Major League Baseball did not respond well to the MLB Players Association’s updated proposal on Saturday, according to multiple reports.
ESPN’s Jeff Passan notes that multiple officials believe that a deal will not get done by the league’s Monday deadline, which would put Opening Day in serious jeopardy.
Following MLB’s reaction to the union’s proposal, the players are now considering walking away from the negotiating table, according to Chelsea Janes of The Washington Post.
No meeting is immediately scheduled for tomorrow between MLB and MLBPA, according to Evan Drellich of The Athletic. If the players do walk away from negotiations with MLB and do not meet tomorrow, it is likely that regular season games would be canceled.
The MLBPA reportedly felt that they made a fair proposal to league owners on Saturday. Janes summarized the offer made by the Players Association to MLB on Twitter.
One additional item that has come to the forefront in recent days is the league’s wish to shorten the window for the implementation of on-field rule changes.

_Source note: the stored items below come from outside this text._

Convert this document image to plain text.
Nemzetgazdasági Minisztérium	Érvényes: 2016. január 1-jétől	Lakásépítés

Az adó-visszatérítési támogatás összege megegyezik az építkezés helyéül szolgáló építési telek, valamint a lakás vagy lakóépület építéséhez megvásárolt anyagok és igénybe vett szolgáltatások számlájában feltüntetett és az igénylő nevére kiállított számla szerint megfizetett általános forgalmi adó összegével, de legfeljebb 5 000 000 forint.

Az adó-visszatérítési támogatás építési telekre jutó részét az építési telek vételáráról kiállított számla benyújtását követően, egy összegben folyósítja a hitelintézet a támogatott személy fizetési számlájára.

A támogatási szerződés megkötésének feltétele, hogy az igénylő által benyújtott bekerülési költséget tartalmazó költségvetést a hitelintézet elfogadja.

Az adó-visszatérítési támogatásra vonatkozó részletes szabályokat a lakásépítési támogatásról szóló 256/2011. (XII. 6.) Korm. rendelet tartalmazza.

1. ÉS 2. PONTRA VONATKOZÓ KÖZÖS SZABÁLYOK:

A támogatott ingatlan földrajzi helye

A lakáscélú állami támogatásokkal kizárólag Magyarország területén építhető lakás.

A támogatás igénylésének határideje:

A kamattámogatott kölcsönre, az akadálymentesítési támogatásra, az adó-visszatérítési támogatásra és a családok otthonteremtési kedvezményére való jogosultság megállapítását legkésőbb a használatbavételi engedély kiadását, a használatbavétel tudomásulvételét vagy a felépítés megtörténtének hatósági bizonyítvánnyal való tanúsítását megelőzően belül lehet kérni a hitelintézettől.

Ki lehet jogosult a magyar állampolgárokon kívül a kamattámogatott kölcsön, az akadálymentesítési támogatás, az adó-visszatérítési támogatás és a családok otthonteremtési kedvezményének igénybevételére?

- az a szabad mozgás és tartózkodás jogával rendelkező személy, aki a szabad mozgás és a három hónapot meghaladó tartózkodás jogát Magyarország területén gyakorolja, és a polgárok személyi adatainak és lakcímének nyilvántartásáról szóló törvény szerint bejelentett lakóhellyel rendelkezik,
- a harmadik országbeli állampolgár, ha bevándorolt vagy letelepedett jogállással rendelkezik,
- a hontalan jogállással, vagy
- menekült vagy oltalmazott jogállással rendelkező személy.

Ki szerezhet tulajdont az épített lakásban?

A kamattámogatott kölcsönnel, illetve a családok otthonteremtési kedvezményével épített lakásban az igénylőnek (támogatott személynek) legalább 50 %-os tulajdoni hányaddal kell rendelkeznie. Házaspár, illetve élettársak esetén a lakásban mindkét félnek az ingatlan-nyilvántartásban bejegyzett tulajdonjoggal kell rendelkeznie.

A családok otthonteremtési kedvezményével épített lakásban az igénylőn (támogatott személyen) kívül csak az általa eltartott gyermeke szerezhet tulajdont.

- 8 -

The league reportedly wants to be able to implement changes with 45 days notice, instead of the current window of one year's notice. That specific item has not been received well by the players, according to Passan.
Bottom line? Things are not looking good for an on-time start to the regular season in late March. As both sides continue to battle over terms of a new collective bargaining agreement, it is likely that baseball will be playing less than 162 games for the second time in the last three seasons.